Cuando la sal ha hecho su trabajo, llega el raspado. Se raspa, se limpia, se elimina el pelo con cuchillo y piedra. El brazo se cansa pero el gesto no cambia: raspar, limpiar, insistir, hasta que la superficie se rinda. No hay tarea más obstinada ni más sincera. Se aprende pronto que la piel tiene memoria: algunas se entregan con docilidad, otras resisten como si defendieran todavía al animal que fueron. Pero todas acaban cediendo a la sal, al brazo y al tiempo. Entonces empieza a oler distinto, como si se despidiera de su dueño y buscara un lugar nuevo en el mundo.

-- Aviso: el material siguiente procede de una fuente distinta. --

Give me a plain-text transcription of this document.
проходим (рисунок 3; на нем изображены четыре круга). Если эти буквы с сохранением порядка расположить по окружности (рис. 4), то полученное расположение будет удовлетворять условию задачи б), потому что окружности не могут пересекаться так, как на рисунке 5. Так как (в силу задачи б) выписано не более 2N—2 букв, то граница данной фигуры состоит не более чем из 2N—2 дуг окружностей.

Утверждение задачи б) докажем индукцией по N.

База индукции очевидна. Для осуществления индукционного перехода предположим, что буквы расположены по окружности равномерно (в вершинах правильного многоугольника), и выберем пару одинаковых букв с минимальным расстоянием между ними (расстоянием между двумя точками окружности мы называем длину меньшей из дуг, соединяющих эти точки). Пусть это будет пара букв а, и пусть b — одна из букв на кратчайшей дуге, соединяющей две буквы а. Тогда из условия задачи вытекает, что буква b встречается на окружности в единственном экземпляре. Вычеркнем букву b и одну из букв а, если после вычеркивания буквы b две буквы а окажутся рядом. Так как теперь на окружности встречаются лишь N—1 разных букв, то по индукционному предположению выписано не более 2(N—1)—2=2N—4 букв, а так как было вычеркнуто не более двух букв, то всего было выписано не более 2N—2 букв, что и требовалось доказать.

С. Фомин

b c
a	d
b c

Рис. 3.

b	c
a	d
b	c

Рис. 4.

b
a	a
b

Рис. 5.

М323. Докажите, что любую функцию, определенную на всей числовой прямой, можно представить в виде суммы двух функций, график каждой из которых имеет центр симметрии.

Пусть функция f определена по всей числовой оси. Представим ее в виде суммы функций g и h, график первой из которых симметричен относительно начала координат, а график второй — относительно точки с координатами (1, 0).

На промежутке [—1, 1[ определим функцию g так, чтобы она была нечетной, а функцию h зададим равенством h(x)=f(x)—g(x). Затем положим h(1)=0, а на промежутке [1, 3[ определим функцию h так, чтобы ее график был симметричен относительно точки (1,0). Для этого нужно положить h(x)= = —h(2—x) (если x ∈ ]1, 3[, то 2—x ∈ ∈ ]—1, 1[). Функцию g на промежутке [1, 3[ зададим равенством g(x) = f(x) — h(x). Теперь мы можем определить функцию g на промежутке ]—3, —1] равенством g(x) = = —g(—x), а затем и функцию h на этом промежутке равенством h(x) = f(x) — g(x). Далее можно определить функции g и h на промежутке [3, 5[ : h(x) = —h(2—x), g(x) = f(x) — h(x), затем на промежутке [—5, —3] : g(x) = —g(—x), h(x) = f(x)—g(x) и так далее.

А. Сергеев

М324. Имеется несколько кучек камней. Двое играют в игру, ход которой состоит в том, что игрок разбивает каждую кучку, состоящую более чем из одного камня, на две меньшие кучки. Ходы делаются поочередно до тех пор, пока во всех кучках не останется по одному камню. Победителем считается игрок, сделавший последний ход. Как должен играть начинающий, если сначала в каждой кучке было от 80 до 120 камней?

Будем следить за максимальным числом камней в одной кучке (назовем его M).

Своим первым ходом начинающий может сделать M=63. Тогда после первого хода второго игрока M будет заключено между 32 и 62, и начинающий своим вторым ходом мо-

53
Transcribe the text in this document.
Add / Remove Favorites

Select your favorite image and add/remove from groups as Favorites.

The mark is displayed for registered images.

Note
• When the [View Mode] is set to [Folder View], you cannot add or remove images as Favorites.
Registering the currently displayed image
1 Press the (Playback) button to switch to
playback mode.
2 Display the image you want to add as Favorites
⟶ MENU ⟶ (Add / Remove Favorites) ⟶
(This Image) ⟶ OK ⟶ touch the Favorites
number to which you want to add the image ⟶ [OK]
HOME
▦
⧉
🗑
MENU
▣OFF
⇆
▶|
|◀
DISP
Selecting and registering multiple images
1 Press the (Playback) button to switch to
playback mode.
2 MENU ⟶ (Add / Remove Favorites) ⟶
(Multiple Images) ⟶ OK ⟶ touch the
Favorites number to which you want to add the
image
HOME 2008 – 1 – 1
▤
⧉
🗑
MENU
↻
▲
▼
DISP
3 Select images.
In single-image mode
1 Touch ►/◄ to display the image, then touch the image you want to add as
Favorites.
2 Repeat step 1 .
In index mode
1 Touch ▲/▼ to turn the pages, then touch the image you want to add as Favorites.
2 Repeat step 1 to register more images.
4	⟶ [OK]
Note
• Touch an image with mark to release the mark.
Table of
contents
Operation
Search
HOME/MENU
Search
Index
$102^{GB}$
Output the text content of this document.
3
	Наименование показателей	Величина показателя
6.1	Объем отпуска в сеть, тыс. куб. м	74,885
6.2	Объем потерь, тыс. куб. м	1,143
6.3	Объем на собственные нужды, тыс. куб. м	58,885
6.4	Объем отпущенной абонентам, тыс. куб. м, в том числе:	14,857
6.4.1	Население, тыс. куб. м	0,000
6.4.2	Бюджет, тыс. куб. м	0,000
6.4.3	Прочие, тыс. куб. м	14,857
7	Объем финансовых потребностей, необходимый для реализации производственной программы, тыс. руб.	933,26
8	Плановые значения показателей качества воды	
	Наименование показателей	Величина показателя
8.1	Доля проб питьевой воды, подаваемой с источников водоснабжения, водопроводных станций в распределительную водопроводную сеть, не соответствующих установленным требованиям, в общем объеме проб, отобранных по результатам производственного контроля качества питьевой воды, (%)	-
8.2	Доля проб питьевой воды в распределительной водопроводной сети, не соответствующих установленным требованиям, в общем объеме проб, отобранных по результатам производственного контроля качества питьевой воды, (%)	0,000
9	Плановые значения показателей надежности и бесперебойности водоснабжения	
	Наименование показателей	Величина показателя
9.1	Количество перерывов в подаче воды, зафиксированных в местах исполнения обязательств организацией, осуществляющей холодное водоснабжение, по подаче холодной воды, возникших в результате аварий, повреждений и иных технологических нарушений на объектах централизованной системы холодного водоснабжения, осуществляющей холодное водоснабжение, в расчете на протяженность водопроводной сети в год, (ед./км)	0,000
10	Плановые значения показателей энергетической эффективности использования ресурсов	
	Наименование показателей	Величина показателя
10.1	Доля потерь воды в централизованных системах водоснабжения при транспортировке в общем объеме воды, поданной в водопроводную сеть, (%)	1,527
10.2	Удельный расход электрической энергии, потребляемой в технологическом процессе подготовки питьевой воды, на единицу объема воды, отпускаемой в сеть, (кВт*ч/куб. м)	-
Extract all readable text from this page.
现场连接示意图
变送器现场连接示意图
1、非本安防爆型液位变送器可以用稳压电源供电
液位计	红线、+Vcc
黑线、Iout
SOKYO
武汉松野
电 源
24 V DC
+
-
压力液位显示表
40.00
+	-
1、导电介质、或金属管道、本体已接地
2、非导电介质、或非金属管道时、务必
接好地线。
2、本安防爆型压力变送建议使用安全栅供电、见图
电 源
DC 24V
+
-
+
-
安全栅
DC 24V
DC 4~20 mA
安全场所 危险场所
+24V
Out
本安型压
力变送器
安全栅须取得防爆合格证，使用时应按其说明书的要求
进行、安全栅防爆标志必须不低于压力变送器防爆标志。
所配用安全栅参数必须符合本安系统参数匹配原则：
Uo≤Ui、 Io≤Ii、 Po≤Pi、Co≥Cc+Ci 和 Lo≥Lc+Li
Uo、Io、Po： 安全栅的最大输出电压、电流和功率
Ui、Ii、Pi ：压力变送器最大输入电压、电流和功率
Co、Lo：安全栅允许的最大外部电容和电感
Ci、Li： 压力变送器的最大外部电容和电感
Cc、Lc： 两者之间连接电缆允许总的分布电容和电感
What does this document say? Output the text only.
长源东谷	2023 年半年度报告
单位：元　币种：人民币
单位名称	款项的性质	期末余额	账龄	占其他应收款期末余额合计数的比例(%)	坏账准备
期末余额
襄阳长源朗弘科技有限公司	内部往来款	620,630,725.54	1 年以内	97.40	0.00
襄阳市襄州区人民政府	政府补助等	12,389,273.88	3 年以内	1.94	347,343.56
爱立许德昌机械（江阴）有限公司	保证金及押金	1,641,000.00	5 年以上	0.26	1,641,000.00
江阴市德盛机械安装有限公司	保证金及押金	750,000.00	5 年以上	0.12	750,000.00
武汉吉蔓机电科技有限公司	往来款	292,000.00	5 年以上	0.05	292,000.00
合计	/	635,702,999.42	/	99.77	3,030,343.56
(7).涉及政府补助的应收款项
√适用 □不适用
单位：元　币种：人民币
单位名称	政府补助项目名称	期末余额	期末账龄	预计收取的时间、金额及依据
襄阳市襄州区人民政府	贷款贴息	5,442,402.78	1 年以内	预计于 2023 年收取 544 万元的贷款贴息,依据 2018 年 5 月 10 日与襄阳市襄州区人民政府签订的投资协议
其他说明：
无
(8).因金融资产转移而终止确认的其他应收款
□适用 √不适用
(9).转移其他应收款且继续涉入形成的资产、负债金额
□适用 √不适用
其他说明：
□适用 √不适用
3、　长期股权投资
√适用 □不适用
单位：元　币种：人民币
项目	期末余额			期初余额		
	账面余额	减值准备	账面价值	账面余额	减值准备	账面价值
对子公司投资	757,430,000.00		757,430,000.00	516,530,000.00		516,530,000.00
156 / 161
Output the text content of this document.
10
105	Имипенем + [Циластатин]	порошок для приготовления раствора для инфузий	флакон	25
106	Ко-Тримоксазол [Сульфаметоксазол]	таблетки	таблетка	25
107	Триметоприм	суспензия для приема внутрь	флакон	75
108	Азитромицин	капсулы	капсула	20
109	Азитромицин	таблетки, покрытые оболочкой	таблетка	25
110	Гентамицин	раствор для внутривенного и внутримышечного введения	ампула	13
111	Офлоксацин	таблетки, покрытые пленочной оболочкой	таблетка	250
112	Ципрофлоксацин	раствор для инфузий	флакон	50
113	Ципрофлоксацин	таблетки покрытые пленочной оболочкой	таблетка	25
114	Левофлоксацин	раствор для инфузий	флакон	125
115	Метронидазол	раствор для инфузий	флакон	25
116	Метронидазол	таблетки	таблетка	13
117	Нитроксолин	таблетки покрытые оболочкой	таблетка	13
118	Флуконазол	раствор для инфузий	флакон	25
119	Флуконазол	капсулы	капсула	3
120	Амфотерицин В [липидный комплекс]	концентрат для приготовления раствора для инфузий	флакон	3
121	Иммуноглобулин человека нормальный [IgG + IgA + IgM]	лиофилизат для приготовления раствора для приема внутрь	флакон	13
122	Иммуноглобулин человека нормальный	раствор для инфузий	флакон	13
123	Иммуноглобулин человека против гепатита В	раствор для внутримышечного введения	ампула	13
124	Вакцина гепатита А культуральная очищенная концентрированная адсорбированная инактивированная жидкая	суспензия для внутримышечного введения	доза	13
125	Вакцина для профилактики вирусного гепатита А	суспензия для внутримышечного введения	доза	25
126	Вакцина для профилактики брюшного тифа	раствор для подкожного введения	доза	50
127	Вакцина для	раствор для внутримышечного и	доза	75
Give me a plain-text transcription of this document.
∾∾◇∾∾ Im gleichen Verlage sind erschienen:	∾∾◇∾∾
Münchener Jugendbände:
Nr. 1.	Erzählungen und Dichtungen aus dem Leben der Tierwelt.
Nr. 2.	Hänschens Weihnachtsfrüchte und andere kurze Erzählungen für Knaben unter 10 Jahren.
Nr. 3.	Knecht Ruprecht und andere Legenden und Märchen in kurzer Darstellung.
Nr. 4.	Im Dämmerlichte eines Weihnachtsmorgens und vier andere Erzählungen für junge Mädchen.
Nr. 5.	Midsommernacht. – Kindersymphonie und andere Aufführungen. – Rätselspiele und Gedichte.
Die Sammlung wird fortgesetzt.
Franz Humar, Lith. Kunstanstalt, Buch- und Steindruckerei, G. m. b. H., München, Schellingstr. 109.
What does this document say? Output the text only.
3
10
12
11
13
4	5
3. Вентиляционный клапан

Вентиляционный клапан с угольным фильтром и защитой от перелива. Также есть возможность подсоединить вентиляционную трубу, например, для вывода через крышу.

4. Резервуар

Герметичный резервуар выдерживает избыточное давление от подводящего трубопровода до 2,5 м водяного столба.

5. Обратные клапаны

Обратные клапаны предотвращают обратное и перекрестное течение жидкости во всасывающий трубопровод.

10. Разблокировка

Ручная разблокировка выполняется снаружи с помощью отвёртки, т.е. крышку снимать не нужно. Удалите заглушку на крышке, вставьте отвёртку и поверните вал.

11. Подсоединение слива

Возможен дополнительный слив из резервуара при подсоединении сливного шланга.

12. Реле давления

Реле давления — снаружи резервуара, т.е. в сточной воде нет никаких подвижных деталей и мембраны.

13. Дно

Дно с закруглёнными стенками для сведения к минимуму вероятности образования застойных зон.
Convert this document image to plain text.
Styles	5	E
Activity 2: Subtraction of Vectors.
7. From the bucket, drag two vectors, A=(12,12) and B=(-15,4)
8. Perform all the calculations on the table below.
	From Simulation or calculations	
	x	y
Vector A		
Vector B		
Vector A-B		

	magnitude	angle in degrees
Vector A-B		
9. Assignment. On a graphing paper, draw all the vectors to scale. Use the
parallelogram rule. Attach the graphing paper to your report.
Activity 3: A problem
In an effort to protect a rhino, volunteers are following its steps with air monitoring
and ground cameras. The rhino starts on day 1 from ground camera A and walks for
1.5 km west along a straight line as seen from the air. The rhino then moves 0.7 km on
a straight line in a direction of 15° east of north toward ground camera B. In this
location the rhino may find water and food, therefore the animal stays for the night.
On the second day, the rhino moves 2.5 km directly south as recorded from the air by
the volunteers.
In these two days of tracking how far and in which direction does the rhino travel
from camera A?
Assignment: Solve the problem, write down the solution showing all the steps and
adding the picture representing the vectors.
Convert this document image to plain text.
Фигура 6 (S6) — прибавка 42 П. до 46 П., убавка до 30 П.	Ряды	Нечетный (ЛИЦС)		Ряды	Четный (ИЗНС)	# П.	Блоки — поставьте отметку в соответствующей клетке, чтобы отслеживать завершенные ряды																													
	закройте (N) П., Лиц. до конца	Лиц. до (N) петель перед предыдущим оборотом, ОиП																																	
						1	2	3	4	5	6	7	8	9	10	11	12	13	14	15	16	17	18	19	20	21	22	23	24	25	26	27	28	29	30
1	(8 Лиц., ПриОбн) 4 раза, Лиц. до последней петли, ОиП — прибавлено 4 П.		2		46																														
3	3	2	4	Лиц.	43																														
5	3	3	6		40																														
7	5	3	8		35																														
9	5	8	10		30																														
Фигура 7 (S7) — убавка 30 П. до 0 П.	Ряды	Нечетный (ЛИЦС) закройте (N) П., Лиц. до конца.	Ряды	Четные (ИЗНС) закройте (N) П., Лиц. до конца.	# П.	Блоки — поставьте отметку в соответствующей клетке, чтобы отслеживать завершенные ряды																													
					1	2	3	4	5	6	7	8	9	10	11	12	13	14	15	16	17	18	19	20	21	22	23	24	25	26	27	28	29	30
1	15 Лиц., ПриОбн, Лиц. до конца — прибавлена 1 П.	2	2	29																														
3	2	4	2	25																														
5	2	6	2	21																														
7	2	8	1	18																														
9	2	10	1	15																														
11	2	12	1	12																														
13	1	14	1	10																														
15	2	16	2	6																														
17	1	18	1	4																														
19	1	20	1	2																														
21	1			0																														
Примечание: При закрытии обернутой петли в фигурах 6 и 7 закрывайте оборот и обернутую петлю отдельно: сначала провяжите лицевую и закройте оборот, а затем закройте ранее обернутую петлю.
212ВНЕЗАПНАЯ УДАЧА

Solo cuando ha perdido el miedo a pudrirse, se lava la piel con agua dulce para decirle a la sal que su tiempo acabó. Y se vuelve a sobar y a raspar. Y se dobla hasta el día siguiente para insistir en lo mismo. Las manos —que al principio herían y se herían— se vuelven pacientes. Ya no arrancan: ahora acarician. El cuero se ablanda, se hace dócil y respira. Se pliega sin quebrarse y habla en voz baja. El curtidor sabe que ya está lista cuando, bien seca y al doblarla, no cruje ni rompe. Lo sabe porque el cuero empieza a oler a tierra.
De ahí saldrá el zurrón. Uno que guarde el gofio seco del molino o la leche tibia de la cabra recién ordeñada. Tal vez el eco de un oficio que, al igual que la piel, resiste al olvido porque fue hecho para durar. Cada costura guardará un trozo de memoria, con puntadas de manos antiguas a base de correas que, como un hilo de vida, se resisten a morir.
Quizá eso sea curtir: aprender a salvar lo que el tiempo quiere llevarse. También a sobar lo áspero hasta que se vuelva blando.
Eduardo González.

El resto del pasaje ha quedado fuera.